Зачем нам молодость отважная дана,
Как не затем, чтоб жить и жизнью наслаждаться,
По сахарным волнам вселенной в путь пускаться
Под гордым парусом свободного чела?
Кто к наслаждению душою всей стремится,
Тот скоро будет им вознагражден сторицей.

Кто эпикурова учения не чтит,
Тот разума лишен; великая природа
Отторгла от себя несчастного урода,
Природы пасынок, он ею позабыт.
Долой всех мудрецов с их проповедью хмурой!
Щекочет сердце нам лишь мудрость Эпикура.

АНГЕЛ СИЛЕЗСКИЙ

(1624-1677)

Из "ХЕРУВИМСКОГО СТРАННИКА"

ТО, ЧТО БЛАГОРОДНО, – ВЕЧНО

Как слиток золота, твой дух да будет чист,
Прозрачен, как кристалл, и тверд, как аметист.

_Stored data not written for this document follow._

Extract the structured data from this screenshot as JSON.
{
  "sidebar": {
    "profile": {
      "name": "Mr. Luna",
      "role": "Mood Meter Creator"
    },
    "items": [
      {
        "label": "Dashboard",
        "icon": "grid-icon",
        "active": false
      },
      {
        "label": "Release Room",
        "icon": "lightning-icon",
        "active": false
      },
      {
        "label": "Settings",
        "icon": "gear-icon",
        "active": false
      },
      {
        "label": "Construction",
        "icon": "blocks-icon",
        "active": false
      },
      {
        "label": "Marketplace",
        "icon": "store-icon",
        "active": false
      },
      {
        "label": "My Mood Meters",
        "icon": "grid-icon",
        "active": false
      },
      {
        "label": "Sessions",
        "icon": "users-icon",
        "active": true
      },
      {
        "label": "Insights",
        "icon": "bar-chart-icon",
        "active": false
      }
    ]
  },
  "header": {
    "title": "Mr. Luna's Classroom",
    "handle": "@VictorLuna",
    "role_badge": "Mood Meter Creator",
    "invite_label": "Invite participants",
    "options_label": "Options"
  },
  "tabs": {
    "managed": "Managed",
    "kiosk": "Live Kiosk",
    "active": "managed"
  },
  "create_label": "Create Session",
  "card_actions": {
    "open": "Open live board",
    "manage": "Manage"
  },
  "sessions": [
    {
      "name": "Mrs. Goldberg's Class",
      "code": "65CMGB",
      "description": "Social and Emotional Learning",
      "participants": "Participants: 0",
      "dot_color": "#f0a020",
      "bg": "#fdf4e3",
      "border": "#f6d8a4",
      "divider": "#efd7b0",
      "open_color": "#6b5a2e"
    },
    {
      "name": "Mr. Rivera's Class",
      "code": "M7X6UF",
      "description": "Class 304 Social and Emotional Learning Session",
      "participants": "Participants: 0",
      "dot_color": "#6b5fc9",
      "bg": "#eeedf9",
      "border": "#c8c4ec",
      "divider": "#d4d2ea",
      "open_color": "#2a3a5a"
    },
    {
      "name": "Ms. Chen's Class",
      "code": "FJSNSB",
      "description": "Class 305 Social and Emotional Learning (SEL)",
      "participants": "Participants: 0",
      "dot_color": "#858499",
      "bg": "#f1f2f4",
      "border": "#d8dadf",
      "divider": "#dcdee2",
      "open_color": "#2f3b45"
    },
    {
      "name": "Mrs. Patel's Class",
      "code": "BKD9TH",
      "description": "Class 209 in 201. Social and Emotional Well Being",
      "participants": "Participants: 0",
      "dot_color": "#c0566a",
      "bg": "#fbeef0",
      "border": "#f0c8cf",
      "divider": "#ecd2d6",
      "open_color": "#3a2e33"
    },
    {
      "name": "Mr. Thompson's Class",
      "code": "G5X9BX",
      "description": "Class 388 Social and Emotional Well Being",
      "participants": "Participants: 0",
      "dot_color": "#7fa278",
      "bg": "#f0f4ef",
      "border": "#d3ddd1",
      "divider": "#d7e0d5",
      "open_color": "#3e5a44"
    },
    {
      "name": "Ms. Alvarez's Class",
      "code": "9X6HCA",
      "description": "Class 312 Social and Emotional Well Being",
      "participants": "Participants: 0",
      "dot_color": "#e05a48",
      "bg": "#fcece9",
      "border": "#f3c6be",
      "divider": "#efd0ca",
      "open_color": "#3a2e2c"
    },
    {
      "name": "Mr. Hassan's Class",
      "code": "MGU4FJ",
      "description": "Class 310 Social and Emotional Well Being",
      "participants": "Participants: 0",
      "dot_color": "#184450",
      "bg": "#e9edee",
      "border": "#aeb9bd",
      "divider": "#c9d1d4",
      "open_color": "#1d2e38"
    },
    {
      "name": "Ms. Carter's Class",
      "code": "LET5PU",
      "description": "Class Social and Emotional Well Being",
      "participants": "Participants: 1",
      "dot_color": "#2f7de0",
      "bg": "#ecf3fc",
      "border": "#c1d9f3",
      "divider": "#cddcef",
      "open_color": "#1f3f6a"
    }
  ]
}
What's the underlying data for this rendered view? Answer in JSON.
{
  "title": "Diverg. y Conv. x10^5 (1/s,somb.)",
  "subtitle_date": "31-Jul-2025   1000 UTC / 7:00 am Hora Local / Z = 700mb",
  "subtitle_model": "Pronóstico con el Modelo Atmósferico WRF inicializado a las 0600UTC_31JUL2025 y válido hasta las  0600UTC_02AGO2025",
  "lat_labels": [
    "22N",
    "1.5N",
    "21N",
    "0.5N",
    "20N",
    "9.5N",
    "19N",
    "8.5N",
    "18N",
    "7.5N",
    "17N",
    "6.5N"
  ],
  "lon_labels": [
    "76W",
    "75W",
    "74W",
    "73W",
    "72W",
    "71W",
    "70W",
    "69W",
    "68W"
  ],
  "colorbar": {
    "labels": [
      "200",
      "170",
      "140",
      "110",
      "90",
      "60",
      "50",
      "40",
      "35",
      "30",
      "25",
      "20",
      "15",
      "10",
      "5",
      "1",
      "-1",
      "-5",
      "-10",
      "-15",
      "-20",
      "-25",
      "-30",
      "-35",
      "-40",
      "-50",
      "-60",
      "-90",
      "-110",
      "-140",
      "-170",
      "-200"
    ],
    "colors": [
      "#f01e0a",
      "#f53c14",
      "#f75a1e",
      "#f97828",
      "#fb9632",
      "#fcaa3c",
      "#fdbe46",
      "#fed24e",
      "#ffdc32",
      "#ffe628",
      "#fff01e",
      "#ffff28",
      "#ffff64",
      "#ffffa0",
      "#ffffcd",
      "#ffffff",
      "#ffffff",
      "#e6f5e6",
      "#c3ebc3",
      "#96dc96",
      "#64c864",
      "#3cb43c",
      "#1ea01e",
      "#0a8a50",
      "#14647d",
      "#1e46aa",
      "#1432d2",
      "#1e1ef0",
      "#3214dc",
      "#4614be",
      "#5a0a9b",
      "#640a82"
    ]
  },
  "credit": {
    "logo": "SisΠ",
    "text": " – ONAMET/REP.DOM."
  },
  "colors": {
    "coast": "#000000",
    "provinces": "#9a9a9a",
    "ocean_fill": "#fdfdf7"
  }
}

НИКТО НЕ ЗНАЕТ СВОЕЙ СУЩНОСТИ

Что о себе скажу – пустой лишь будет звук.
Я вещь? И да и нет. Я – точка, я и круг.

Я ПОДОБЕН БОГУ, А БОГ ПОДОБЕН МНЕ

Я, как и Бог, велик; он мал подобно мне.
Не можем никогда взаимно быть вовне.

БОГ ЖИВЕТ БЛАГОДАРЯ МНЕ

Небесный без меня не может жить отец:
Лишь испущу я дух, и Господу конец.

ХРИСТИАНИН БОГАТ, КАК БОГ

Как Бог, богат я; нет пылинки ни одной,
Что не входила бы в его состав и в мой.

СВЕРХБОЖЕСТВО

Хоть всё, что сказано о Боге, знаю я,
Люблю сверхбожество – то свет и жизнь моя.

НЕТ СМЕРТИ БЕЗ ЖИЗНИ

Не разрушает смерть, а только жизнь иную,
Подчас ужасную, дает нам. Так скажу я.

БОЖЕСТВО ЕСТЬ НИЧТО

Бог – чистое ничто: столь тонко божество.
Во всем ничто узрев, ты узришь и его.

ДУХ ВСЕГДА СВОБОДЕН

Под тысячью замков держи меня в темнице, –
Останусь вольным я, подобно вольной птице.

РАВЕНСТВО

Мне всё равно, что день, что ночь, что степь, что сад,
Что век, что час. Ни мук не знаю, ни услад.

БОГ ВНЕ ТВОРЕНИЯ

Узри незримое, неслышное услышь
Там, где нам быть нельзя, – глас Бога различишь.

ЧЕЛОВЕК ИСПОЛНЕН БОГА

Господь – мой дух и кровь, он – кость моя и плоть.
Так странно ль, что во мне всё пронизал Господь.

ОДИНОЧЕСТВО

Уединение полезно для души,
Но благородный муж повсюду как в глуши.

РАЙ НА ЗЕМЛЕ

О рае грезишь ты, желаешь в край попасть,
Где муки над тобой свою утратят власть?
Ты обрети покой души, и утверждаю,
Что на земле уже частицей станешь рая.

ЛУЧШИЙ ДРУГ И ЗЛЕЙШИЙ ВРАГ

Мне тело – злейший враг, хотя и лучший друг.
От друга этого терплю так много мук!
Любовь иль ненависть к нему питать мне надо?
С ним разлучиться мне и мука, и отрада.

НОВАЯ И СТАРАЯ ЛЮБОВЬ

Любовь, что в юности бурлит младым вином,
Всё чище и ясней становится потом.

ВСЁ ПОДЧИНЕНО ЛЮБВИ

Подвластно всё любви, всем госпожа она.
Ей даже троица – и та подчинена.

СЧАСТЬЕ ДАЕТСЯ ОТРЕЧЕНИЕМ

Всего, желанного тебе, беги, – иначе
Быть жертвою тебе тоски и неудачи.
Усладу вечную вкусит из нас любой,
Как только порешит отречься от земной.